3-Benzoylpyridine

Comparative induction of CYP3A and CYP2B in rat liver by 3-benzoylpyridine and metyrapone.[Pubmed:9717516]

Chem Biol Interact. 1998 Jun 5;113(3):161-73.

3-Benzoylpyridine (3BP) is a major metabolite of HGG-12, and oxime that has been synthesized as a potential antidote to the toxic effects of soman and other anticholinesterases. Structural similarities exist between 3BP, the cytochrome P450 (CYP)-inducer metyrapone (MET) and other 3-substituted pyridines that interact with CYPs. The present study evaluated the regulatory effects of 3BP on CYP expression in rat liver. Both 3BP and MET (100 mg/kg) increased total hepatic microsomal holo-CYP content significantly 24 h after administration to male rats. Pronounced increases in activities mediated by CYP2B (androstenedione 16 beta-hydroxylation and 7-pentylresorufin O-depentylation) were produced by 3BP and MET, which correlated with respective 9- and 14-fold increases in CYP2B immunoreactive protein. In addition, both agents slightly increased rates of microsomal CYP3A-dependent steroid 6 beta-hydroxylation, troleandomycin metabolite complex formation and total CYP3A immunoreactive protein. Induction of the dexamethasone-inducible CYP3A23 mRNA to 4.5- and 2.5-fold of control was detected in liver of MET- and 3BP-induced rats; CYP3A2 mRNA levels were unchanged. Analogous in vitro studies revealed that MET was a preferential inhibitor of CYP3A-mediated steroid 6 beta-hydroxylation activity, but 3BP was inactive against constitutive steroid hydroxylase CYPs. These findings indicate that the structurally related 3BP and MET elicit similar induction effects on CYPs 2B and 3A23 in rat liver after in vivo administration, but differential inhibitory effects of the chemicals on CYP activity in vitro. Recent reports have implicated a microsomal binding site in the induction of CYP3A1/3A23 in rat liver. In light of the present findings, substituted pyridines like 3BP may be useful tools in structure-activity studies to evaluate the physicochemical requirements for binding to this protein.

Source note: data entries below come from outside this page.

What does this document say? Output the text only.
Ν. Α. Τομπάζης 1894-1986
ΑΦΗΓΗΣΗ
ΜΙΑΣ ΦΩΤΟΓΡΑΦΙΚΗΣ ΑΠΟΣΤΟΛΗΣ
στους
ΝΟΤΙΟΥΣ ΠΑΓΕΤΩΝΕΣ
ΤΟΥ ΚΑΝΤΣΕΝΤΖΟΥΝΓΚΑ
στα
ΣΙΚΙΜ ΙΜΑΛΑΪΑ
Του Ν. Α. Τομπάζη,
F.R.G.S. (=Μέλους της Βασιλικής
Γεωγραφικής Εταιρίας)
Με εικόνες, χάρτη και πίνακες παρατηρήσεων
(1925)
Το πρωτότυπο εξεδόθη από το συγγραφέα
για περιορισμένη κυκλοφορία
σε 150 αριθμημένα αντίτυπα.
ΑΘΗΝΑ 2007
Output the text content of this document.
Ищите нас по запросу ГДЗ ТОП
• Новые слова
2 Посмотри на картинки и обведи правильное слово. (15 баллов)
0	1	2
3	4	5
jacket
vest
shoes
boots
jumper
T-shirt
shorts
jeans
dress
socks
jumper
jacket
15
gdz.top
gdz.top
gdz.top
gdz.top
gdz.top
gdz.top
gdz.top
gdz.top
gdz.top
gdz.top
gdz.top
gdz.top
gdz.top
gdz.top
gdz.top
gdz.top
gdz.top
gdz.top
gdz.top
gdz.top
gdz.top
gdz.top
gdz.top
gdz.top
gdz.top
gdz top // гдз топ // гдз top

Dependence of the substrate specificity and kinetic mechanism of horse-liver alcohol dehydrogenase on the size of the C-3 pyridinium substituent. 3-Benzoylpyridine-adenine dinucleotide.[Pubmed:3758068]

Eur J Biochem. 1986 Sep 1;159(2):375-80.

The kinetic mechanism and the substrate specificity of liver alcohol dehydrogenase are changed when 3-Benzoylpyridine-adenine dinucleotide is used as coenzyme. Only primary alcohols are substrates of the enzyme and with ethanol the mechanism becomes rapid-equilibrium random bi-bi. According to model building experiments on a graphic display, the benzoyl group partially enters the substrate binding site, whereas the essential interactions between coenzyme and enzyme are preserved. This restraint on the substrate binding site provides a molecular explanation for the observed dependence between coenzyme and substrate chemical structures.

The metabolism of 3-benzoylpyridine.[Pubmed:6673376]

Xenobiotica. 1983 Nov;13(11):649-59.

3-Benzoylpyridine (3-BP), a decomposition product of the soman antidote, HGG-12 (3-benzoylpyridino(1)-methyl 2'-hydroxyiminomethylpyridino(1')methyl ether dichloride) was rapidly metabolized in the isolated perfused rat liver, giving 3-(alpha-hydroxybenzyl)pyridine and its corresponding glucuronide, 3-Benzoylpyridine-N-oxide, and 3-(alpha-hydroxybenzyl)pyridine-N-oxide. The latter is formed both from 3-(alpha-hydroxybenzyl)pyridine and 3-Benzoylpyridine-N-oxide. Metabolism of 3-BP studied in rats and dogs in vivo revealed significant species differences. In rat, 80% of 14C-3-BP was excreted as N-oxides and alpha-hydroxybenzyl derivatives in the urine. In dogs, 95% dose was excreted in urine mostly as the glucuronide of 3-(alpha-hydroxybenzyl)pyridine and as the quaternary pyridinium compounds, 3-benzoyl-1-methylpyridinium and 3-(alpha-hydroxybenzyl)-1-methylpyridinium. These latter were hardly detected in rat urine. In contrast to rats, the N-oxides were present only in small amounts in dog urine.